Pemkab Sumenep Gelar Manasik Akbar dan Pelepasan Jamaah Haji 2026

Jamaah haji

Dapurrakyatnews – Pemerintah Kabupaten Sumenep melalui Bagian Kesejahteraan Rakyat (Kesra) Sekretariat Daerah menggelar Manasik Akbar dan Pelepasan Simbolis Jamaah Haji Tahun 2026 di Gedung Korpri Sumenep, Jawa Timur.

Kegiatan tersebut diikuti jamaah haji asal Kabupaten Sumenep yang terbagi dalam empat kelompok terbang (kloter) dan dijadwalkan mulai berangkat ke Tanah Suci pada 11 Mei 2026 mendatang. Pelepasan simbolis dilakukan langsung oleh Wakil Bupati Sumenep, KH Imam Hasyim.

Dalam sambutannya, Wakil Bupati Sumenep mengingatkan seluruh jamaah agar senantiasa menjaga kesehatan, etika, akhlak, dan tata krama selama menjalankan ibadah haji.
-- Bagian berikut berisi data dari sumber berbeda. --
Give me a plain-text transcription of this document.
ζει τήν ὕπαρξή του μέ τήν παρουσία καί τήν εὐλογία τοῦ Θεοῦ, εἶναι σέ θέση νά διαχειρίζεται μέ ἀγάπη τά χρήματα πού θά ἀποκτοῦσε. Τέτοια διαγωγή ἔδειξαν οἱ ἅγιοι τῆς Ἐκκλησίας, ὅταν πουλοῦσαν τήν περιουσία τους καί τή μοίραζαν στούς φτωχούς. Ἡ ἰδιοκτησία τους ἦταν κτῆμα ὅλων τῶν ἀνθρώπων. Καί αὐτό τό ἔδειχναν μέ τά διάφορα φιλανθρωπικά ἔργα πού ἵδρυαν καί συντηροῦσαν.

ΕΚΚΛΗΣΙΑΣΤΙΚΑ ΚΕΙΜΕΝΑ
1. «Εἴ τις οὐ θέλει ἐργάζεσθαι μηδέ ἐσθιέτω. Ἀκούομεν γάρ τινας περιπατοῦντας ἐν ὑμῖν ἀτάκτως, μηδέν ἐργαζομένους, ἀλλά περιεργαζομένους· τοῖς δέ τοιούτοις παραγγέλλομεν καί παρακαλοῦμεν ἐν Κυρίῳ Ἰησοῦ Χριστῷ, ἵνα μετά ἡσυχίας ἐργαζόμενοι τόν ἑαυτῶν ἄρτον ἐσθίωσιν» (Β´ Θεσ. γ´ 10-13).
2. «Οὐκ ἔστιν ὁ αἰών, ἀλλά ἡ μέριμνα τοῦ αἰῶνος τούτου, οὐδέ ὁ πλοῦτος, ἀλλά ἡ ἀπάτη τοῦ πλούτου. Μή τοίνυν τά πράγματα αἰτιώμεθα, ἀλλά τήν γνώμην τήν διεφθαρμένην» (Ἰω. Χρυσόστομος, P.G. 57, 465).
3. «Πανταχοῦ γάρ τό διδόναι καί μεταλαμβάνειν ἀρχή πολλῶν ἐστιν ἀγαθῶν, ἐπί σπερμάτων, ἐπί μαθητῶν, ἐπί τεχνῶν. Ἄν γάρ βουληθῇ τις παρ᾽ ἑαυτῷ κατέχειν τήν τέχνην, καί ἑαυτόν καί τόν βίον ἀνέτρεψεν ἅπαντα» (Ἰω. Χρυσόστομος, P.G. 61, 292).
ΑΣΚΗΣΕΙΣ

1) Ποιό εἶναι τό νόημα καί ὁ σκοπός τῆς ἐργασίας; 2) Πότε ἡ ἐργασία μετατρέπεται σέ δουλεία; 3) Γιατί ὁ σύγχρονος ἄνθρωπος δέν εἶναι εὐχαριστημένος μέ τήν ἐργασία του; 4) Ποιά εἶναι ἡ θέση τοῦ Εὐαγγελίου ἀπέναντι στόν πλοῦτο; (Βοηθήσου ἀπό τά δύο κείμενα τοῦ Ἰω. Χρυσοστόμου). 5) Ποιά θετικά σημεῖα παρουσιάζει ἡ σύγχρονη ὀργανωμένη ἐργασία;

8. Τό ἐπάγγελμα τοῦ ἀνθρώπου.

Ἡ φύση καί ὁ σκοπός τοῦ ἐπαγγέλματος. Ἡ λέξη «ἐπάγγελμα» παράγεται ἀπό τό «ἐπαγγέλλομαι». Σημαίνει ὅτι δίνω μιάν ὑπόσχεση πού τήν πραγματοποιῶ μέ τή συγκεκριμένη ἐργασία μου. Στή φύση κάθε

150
Menurutnya, kondisi fisik yang prima menjadi faktor penting agar seluruh rangkaian ibadah dapat dijalani dengan lancar.

“Jaga kesehatan dengan baik, pola makan harus diperhatikan, banyak minum air putih, dan istirahat yang cukup. Selain itu, seluruh jamaah juga diharapkan mengikuti arahan petugas dan pembimbing haji agar pelaksanaan ibadah berjalan tertib dan aman,” ujar KH Imam Hasyim.

Ia juga mengimbau jamaah agar tidak membawa barang secara berlebihan, termasuk rokok, mengingat tujuan utama keberangkatan adalah untuk beribadah.

“Boleh membawa rokok secukupnya, tetapi jangan berlebihan karena kita berangkat untuk melaksanakan ibadah, bukan untuk berdagang,” tambahnya.

Sementara itu, Kepala Bagian Kesejahteraan Rakyat Setdakab Sumenep, Kamiluddin, S.Pd.I, mengimbau para jamaah agar membatasi jumlah pengantar saat keberangkatan menuju Stadion Ahmad Yani Sumenep.

Menurutnya, kebijakan tersebut dilakukan guna menghindari penumpukan kendaraan dan kemacetan di sekitar lokasi pemberangkatan jamaah haji.

“Yang diperbolehkan masuk ke lokasi yakni satu jamaah dengan satu orang pengantar. Tujuannya agar tidak terjadi kepadatan yang dapat mengganggu proses pemberangkatan,” ungkapnya.

Kamaluddin, S.Pd.I, juga memastikan pemerintah daerah telah menyiapkan berbagai fasilitas pendukung untuk memberikan kenyamanan dan keamanan bagi jamaah haji, termasuk tenaga kesehatan di setiap bus serta armada ambulans.

Meski demikian, pihaknya berharap seluruh jamaah tetap menjaga kondisi kesehatannya sehingga fasilitas medis tersebut hanya digunakan jika benar-benar diperlukan.

“Harapan kami seluruh jamaah haji asal Kabupaten Sumenep sehat walafiat sejak berangkat hingga kembali ke rumah masing-masing,” pungkasnya.